Era "un passante sulla terra" che voleva che le sue traduzioni di saggi o di racconti apparissero sempre sotto un nome fittizio. Non pubblicò nulla in vita, solo dopo gli amici di Adelphi pubblicarono le cose che aveva scritto, le sue Note a piè di pagina, le lettere agli amici, a Montale che a lui si rivolgeva se aveva dei dubbi di scrittura. Anche Il Capitano di lungo corso fu pubblicato postumo.

Ma Trieste cominciava a stargli stretta, la madre lo opprimeva con un amore morboso e decise di partire. Prima a Genova che abbandonò presto, dopo aver conosciuto però Montale a cui lo leghò una profonda amicizia. Fu proprio a lui che scrisse con entusiasmo di Svevo rivelandolo alla cultura italiana e facendo la sua fortuna. Tornò a Trieste, ma per allontanarsene qualche anno più tardi, per non tornarvi mai più, se non per il funerale della madre.
Via Roma, in via Margutta per 26 anni, in una stanza ammobiliata, minuscola, strapiena di libri, fino a due anni prima della morte, che lo coglierà a Milano, dove era stato chiamato da A. Olivetti per preparare un programma per una casa editrice nuova l'Adelphi. Era il 1962. Nasce Adelphi con Luciano Foà, Roberto Olivetti, e Carlo Rugafiori e Roberto Calasso che diventerà un suo carissimo amico.

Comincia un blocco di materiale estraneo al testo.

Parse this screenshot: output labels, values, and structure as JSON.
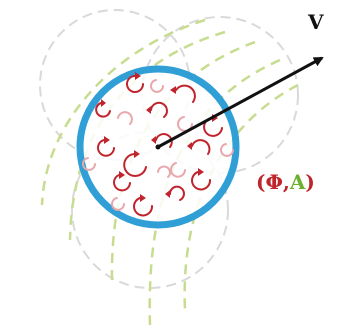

Come Ernst Polak, acutissimo critico letterario e raffinatissimo intellettuale nella Praga dei primi anni del novecento, non scriveva perché voleva troppo e perché sapeva che comunque lo scritto di oggi già domani è superato. Aveva imparato da da Chuang-tzu che il sapiente lascia il minimo di tracce, che "i romanzi sono note a piè di pagina", che come ci dice Ljuba Blumenthal, cui fu molto legato, poiché era sensibilissimo e di un'intelligenza bruciante, "ha capito da sé che tutto è niente..."

Ed è con Bobi Bazlen che voglio aprire questa galleria di autori mitteleuropei. Autori che sono arrivati a noi con tanto ritardo, e ci raccontano una civiltà complessa, multiforme, che ha dato moltissimo alla cultura europea e ha nutrito poi altri paesi dove molti intellettuali si sono rifugiati, dopo la sua fine.
Soprattutto ebrei, costretti a lasciare l'Europa per fuggire in America o in Israele o in Argentina...
Una storia quindi che, come il fiume Danubio, che ne è il comune denominatore, si allarga in un delta vastissimo, pieno di ramificazioni e di promesse.
Mitteleuropa realtà geografica e storica, coacervo di etnie e culture, ma soprattutto categoria mentale che richiama una certa atmosfera letteraria e filosofica, una sottile e garbata ironia, che ha caratterizzato un'epoca, l'epoca dell'Austria felix e della sua tragica fine.